A court order is the record of a judge's decision. It sets out what you and the other person (the law calls them the other party) have to do or not do.
If you and the other person agree about what you want the court to order:
- you can apply for a consent order, and
- draft (write) the order yourself.
If a judge approves the order:
- they'll sign the order you drafted and,
- you won't have to go to a court hearing.
If you and the other person don't agree, the judge will make an order:
- after a hearing,
- after a trial, or
- at a family management conference.
If one person has a lawyer, the lawyer will draft the order. If neither of you has a lawyer, the court clerk will draft it.
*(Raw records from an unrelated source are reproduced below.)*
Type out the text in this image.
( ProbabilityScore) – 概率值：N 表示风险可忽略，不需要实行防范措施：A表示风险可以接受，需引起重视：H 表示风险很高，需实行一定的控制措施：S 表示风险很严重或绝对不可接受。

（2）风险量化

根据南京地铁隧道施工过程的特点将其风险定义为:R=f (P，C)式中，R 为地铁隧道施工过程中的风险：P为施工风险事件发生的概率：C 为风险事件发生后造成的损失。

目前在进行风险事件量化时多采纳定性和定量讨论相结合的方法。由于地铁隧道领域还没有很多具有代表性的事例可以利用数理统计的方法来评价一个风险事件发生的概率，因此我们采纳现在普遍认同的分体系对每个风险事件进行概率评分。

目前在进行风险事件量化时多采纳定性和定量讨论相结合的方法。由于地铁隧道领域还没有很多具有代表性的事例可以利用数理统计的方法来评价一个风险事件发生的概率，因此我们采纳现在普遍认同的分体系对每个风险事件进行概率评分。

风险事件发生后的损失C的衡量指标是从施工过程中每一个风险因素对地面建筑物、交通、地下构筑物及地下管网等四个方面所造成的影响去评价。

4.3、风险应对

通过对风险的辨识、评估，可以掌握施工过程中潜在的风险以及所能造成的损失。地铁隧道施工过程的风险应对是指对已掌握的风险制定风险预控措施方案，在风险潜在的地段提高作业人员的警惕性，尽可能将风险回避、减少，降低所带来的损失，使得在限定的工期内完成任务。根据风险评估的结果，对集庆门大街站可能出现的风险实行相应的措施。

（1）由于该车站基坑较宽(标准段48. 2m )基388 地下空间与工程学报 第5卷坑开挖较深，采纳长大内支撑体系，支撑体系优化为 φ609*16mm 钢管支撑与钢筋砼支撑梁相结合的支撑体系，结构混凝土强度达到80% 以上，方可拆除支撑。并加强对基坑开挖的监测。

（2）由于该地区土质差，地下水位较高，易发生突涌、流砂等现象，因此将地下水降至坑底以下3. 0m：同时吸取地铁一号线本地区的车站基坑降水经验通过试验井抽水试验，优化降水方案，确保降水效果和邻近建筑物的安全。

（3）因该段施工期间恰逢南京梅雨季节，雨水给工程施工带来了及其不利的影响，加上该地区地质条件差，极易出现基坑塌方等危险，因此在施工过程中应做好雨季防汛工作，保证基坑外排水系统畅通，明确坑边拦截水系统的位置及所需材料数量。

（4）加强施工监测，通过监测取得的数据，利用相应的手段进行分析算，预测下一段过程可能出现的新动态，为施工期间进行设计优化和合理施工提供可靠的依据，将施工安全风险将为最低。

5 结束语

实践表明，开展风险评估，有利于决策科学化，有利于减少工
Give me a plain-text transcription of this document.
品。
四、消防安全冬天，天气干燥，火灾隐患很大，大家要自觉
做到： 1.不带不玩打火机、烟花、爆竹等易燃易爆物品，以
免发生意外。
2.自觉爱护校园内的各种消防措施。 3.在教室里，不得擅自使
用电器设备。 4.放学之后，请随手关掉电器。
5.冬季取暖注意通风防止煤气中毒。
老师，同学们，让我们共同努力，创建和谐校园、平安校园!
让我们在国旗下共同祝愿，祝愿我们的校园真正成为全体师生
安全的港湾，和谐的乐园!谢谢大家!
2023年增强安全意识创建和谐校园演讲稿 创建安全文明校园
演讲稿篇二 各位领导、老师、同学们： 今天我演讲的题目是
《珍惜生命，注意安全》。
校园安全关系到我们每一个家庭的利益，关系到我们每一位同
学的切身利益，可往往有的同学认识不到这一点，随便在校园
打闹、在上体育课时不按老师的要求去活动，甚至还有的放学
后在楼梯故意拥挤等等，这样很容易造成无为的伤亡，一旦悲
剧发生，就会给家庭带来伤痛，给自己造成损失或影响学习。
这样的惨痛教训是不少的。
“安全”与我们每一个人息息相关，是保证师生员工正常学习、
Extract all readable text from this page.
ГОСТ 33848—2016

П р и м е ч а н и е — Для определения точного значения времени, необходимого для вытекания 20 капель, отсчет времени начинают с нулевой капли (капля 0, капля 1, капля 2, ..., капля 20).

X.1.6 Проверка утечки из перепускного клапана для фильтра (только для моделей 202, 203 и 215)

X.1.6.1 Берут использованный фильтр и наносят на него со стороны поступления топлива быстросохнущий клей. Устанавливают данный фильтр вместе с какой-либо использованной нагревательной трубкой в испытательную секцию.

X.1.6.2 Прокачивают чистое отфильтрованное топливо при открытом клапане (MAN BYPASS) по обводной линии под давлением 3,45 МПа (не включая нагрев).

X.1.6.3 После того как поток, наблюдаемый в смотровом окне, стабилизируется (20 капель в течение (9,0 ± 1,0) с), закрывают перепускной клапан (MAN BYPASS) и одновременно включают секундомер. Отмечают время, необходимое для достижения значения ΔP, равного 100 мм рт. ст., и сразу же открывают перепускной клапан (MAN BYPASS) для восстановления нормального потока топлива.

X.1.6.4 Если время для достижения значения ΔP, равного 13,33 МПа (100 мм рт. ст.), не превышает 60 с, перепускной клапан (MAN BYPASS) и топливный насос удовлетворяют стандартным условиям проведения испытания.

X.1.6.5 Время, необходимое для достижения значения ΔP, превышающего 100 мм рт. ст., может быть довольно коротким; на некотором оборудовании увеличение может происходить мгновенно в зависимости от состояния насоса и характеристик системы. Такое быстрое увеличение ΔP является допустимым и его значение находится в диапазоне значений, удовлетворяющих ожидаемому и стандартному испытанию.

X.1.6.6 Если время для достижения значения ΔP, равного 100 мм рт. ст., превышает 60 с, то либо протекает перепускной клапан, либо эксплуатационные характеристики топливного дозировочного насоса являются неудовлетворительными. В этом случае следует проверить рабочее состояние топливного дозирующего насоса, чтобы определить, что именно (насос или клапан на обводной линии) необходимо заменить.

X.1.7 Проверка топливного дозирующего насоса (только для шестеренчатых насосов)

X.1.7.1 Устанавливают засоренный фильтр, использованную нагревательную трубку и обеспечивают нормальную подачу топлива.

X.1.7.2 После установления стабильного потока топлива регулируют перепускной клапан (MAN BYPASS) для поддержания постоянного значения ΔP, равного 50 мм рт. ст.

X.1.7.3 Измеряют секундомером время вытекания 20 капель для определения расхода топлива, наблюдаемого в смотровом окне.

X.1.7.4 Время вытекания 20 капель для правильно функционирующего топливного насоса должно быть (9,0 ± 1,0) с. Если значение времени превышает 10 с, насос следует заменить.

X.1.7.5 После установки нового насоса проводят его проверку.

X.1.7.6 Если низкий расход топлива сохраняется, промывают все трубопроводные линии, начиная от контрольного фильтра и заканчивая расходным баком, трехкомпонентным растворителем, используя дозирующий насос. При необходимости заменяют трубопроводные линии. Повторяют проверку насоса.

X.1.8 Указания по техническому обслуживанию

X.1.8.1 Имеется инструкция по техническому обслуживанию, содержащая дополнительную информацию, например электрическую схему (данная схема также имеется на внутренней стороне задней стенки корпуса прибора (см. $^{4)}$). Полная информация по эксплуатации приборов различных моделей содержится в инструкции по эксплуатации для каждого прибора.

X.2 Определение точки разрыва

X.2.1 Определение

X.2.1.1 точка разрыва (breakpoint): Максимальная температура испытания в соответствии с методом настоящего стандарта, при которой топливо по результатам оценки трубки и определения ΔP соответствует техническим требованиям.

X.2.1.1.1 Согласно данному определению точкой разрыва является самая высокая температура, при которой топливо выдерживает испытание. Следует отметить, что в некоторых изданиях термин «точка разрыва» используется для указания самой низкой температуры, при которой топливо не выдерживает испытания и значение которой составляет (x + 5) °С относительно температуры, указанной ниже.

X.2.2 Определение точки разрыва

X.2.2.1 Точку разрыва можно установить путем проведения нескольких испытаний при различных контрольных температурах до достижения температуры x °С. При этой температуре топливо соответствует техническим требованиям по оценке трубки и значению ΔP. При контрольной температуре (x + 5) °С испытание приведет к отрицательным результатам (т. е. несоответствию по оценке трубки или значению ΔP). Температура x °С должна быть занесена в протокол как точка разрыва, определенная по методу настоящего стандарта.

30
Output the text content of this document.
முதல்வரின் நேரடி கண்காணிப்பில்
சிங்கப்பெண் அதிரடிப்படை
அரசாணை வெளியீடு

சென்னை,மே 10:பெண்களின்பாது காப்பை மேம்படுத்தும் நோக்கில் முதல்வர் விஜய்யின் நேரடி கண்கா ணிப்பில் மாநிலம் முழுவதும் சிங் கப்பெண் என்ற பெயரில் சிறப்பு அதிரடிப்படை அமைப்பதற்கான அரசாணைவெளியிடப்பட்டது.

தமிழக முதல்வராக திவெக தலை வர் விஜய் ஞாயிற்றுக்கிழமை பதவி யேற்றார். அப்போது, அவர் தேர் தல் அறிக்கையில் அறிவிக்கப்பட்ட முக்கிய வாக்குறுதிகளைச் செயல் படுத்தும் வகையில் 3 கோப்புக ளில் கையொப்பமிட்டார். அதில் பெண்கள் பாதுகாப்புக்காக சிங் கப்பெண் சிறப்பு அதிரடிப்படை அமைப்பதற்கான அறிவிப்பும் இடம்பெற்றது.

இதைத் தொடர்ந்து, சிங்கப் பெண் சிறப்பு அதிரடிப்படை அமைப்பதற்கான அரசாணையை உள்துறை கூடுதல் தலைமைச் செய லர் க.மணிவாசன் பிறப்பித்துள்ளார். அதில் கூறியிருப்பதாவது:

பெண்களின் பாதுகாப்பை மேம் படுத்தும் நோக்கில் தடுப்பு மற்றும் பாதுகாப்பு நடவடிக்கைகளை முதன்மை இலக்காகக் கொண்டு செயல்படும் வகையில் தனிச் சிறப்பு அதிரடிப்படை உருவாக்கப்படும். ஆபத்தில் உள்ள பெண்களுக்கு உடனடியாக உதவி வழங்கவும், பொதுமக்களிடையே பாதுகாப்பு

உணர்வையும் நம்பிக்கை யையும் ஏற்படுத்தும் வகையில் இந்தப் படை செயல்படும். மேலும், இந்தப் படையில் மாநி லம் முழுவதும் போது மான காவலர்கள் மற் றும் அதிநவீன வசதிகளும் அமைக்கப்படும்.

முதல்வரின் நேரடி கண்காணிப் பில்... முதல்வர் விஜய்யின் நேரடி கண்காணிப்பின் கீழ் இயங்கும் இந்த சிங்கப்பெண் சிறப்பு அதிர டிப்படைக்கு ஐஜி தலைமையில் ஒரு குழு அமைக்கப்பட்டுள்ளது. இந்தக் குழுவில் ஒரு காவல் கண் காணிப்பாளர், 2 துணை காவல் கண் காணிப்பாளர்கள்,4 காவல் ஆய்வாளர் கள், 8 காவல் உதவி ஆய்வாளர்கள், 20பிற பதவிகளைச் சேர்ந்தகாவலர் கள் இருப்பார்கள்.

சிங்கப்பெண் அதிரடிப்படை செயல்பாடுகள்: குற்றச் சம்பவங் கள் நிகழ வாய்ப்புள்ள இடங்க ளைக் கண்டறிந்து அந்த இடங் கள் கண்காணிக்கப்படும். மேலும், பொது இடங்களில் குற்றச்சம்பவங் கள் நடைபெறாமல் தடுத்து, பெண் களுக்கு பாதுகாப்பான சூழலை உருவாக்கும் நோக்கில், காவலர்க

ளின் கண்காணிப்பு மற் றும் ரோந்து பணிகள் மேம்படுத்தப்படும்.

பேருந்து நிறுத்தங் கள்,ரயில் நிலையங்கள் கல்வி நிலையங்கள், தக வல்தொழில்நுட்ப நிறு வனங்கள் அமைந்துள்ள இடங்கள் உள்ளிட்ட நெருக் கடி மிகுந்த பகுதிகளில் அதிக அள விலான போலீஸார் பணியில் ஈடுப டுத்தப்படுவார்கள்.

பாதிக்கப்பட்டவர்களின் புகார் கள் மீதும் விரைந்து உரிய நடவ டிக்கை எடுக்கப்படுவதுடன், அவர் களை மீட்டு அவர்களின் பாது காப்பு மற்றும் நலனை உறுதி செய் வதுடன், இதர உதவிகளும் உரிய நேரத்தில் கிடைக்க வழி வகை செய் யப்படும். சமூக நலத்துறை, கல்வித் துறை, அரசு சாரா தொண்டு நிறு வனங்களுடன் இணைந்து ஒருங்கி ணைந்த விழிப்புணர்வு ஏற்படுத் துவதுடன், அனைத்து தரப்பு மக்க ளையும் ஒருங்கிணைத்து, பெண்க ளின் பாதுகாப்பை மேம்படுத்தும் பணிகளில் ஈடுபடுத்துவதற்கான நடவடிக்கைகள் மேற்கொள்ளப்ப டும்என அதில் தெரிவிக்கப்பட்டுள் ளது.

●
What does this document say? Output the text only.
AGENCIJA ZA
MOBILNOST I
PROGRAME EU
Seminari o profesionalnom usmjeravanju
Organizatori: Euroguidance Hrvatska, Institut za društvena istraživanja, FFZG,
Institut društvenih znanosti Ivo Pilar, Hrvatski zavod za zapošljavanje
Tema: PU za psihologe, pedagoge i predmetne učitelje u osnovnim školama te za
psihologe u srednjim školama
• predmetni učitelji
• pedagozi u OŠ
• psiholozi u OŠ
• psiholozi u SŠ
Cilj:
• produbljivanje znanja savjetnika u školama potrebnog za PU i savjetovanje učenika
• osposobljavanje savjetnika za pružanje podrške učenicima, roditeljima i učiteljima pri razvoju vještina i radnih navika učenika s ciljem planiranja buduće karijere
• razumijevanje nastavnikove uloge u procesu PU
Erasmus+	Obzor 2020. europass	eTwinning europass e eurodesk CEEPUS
If the other person's lawyer is drafting the order, they might ask for your "signature to be dispensed with." This means they're asking for the order to be approved without you signing it. Don't do this.
Tell the judge you want to sign the order. You'll have a chance to read the order and point out anything you think is a mistake. Once the order is entered (registered with the court) it can take a lot of time and effort to get any changes made if you think the lawyer made a mistake. But if it's a simple order saying everyone must disclose their financial statements by a certain day, it's okay to not sign it.
You can't say you're not signing the order just because you don't like what it says.
If the court clerk wrote the order, they'll give it to the judge to sign. Once the judge has signed the order, it's filed in the court registry. The clerk will send a copy to all the people involved in the case (or their lawyers).
How do you write a consent order?
Fill out a Consent Order (Form 18) form to explain the order you want the court to make. You can fill it out online and print it.
The Provincial Court of BC website has a picklist of approved standard terms (words and terms that are used in court) for family law orders. Use these standard terms when you write your consent order. That way, the court will understand what you want.
The list is organized by topic (for example, guardianship, parenting time, child support). The topics are all written in UPPER-CASE (capital) letters.
Go to the topic that applies to you, choose the order that best describes your situation, and copy and paste it into your form. You can use the exact wording or change it slightly to fit your situation if you need to. There's a lot of information in the picklist, so take your time.
See our step-by-step guide Get a family order in Provincial Court if you both agree to find out more about how to apply for a consent order.
What if you think the order isn't right?
If you don't agree with what's in the order, go to the court registry and get a copy of the clerk's notes. Compare what the clerk wrote with what's in the order. If you see any differences between the two, don't sign the order. Ask the person who wrote the order to make changes and tell them why you're asking.
If you didn't get to see and sign the order before it was filed and you don't think it says what the judge meant, fill in and file an Application for Case Management Order (Form 10). You can't do this just because you don't like the judge's order. You have to be sure there's a difference between the clerk's notes and the order.
You can use wording from the picklist to show what you think the judge actually decided.
If you feel overwhelmed, try doing something physical. You could go for a walk, dance to your favourite song, or hit the gym.